Lo schema strutturale del romanzo è abbastanza particolare: innanzitutto, l’autore opta per la narrazione in terza persona così da poter alternare più POV possibile, e solo nel finale rivela (forse) l’identità del vero narratore; la maggior parte dei capitoli inizia poi anticipando un evento per ripercorrere in un secondo momento la storia utilizzando dei brevi flashback. Infine un dettaglio che a tratti può risultare fastidioso è il continuo ripetersi di nomi o ruoli dei personaggi, seppur ciò renda più chiaro il collegamento alle figure leggendarie.
È stato rassicurante ritrovare il tono pacato ed attento di Ishiguro, capace di coinvolgere ed incantare il lettore anche se non si ritrova direttamente nei personaggi. Il suo stile risulta inoltre molto affine all’ambientazione medioevale ed ai personaggi stessi -specialmente ai nobili cavalieri-, mentre stona nelle scene d’azione.

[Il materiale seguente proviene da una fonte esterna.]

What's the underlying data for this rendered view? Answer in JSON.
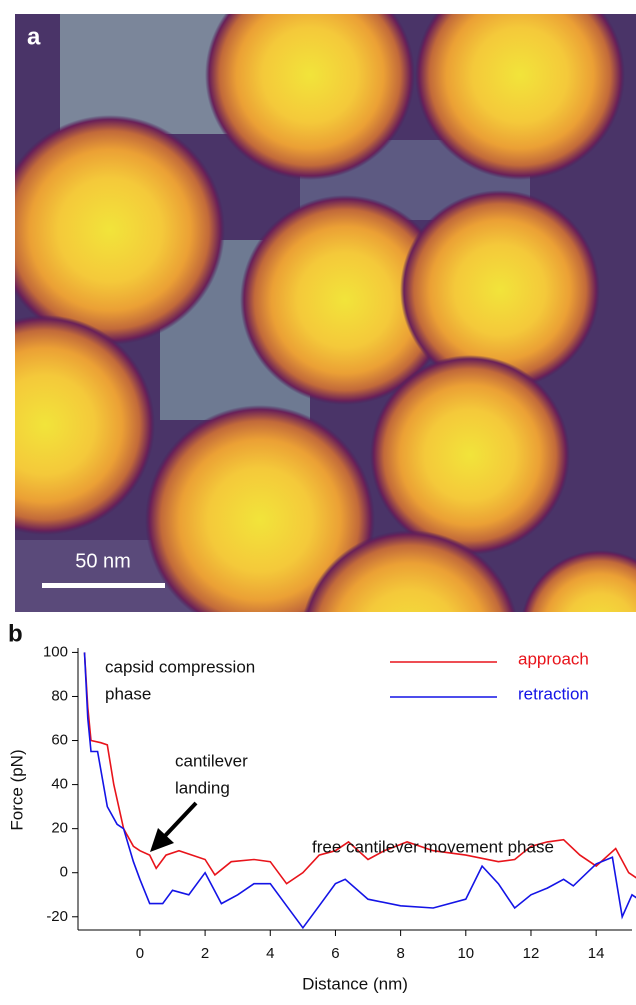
{
  "panel_a": {
    "label": "a",
    "scale_bar": "50 nm"
  },
  "chart_data": {
    "type": "line",
    "panel_label": "b",
    "xlabel": "Distance (nm)",
    "ylabel": "Force (pN)",
    "xlim": [
      -1.9,
      15.1
    ],
    "ylim": [
      -26,
      102
    ],
    "xticks": [
      0,
      2,
      4,
      6,
      8,
      10,
      12,
      14
    ],
    "yticks": [
      -20,
      0,
      20,
      40,
      60,
      80,
      100
    ],
    "annotations": [
      [
        "capsid compression",
        "phase"
      ],
      [
        "cantilever",
        "landing"
      ],
      [
        "free cantilever movement phase"
      ]
    ],
    "series": [
      {
        "name": "approach",
        "color": "#e8141b",
        "x": [
          -1.7,
          -1.6,
          -1.5,
          -1.2,
          -1.0,
          -0.8,
          -0.5,
          -0.2,
          0,
          0.3,
          0.5,
          0.8,
          1.2,
          1.6,
          2.0,
          2.3,
          2.8,
          3.5,
          4.0,
          4.5,
          5.0,
          5.5,
          6.0,
          6.4,
          7.0,
          7.5,
          8.2,
          9.0,
          10.0,
          11.0,
          11.5,
          12.0,
          12.5,
          13.0,
          13.5,
          14.0,
          14.6,
          15.0,
          15.3
        ],
        "values": [
          100,
          75,
          60,
          59,
          58,
          40,
          20,
          12,
          10,
          8,
          2,
          8,
          10,
          8,
          6,
          -1,
          5,
          6,
          5,
          -5,
          0,
          8,
          10,
          14,
          6,
          10,
          14,
          10,
          8,
          5,
          6,
          12,
          14,
          15,
          8,
          3,
          11,
          0,
          -3
        ]
      },
      {
        "name": "retraction",
        "color": "#1414e6",
        "x": [
          -1.7,
          -1.6,
          -1.5,
          -1.3,
          -1.0,
          -0.7,
          -0.5,
          -0.2,
          0,
          0.3,
          0.7,
          1.0,
          1.5,
          2.0,
          2.5,
          3.0,
          3.5,
          4.0,
          4.5,
          5.0,
          5.5,
          6.0,
          6.3,
          7.0,
          8.0,
          9.0,
          10.0,
          10.5,
          11.0,
          11.5,
          12.0,
          12.5,
          13.0,
          13.3,
          14.0,
          14.5,
          14.8,
          15.1,
          15.3
        ],
        "values": [
          100,
          70,
          55,
          55,
          30,
          22,
          20,
          5,
          -3,
          -14,
          -14,
          -8,
          -10,
          0,
          -14,
          -10,
          -5,
          -5,
          -15,
          -25,
          -15,
          -5,
          -3,
          -12,
          -15,
          -16,
          -12,
          3,
          -5,
          -16,
          -10,
          -7,
          -3,
          -6,
          4,
          7,
          -20,
          -10,
          -12
        ]
      }
    ]
  }
}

Da nota come spesso l’autore interrompa una descrizione o tronchi un dialogo per rivolgersi in modo diretto ed un po’ informale al lettore e fornirgli dei chiarimenti.
Infine, il misterioso maleficio che affligge i personaggi -e che assomiglia molto alla malattia dell’insonnia in “Cent’anni di solitudine”- sembra colpire a tratti anche lo stesso Ishiguro, quando si interrompe poco prima di rivelare preziose informazioni, facendo sospirare i suoi lettori.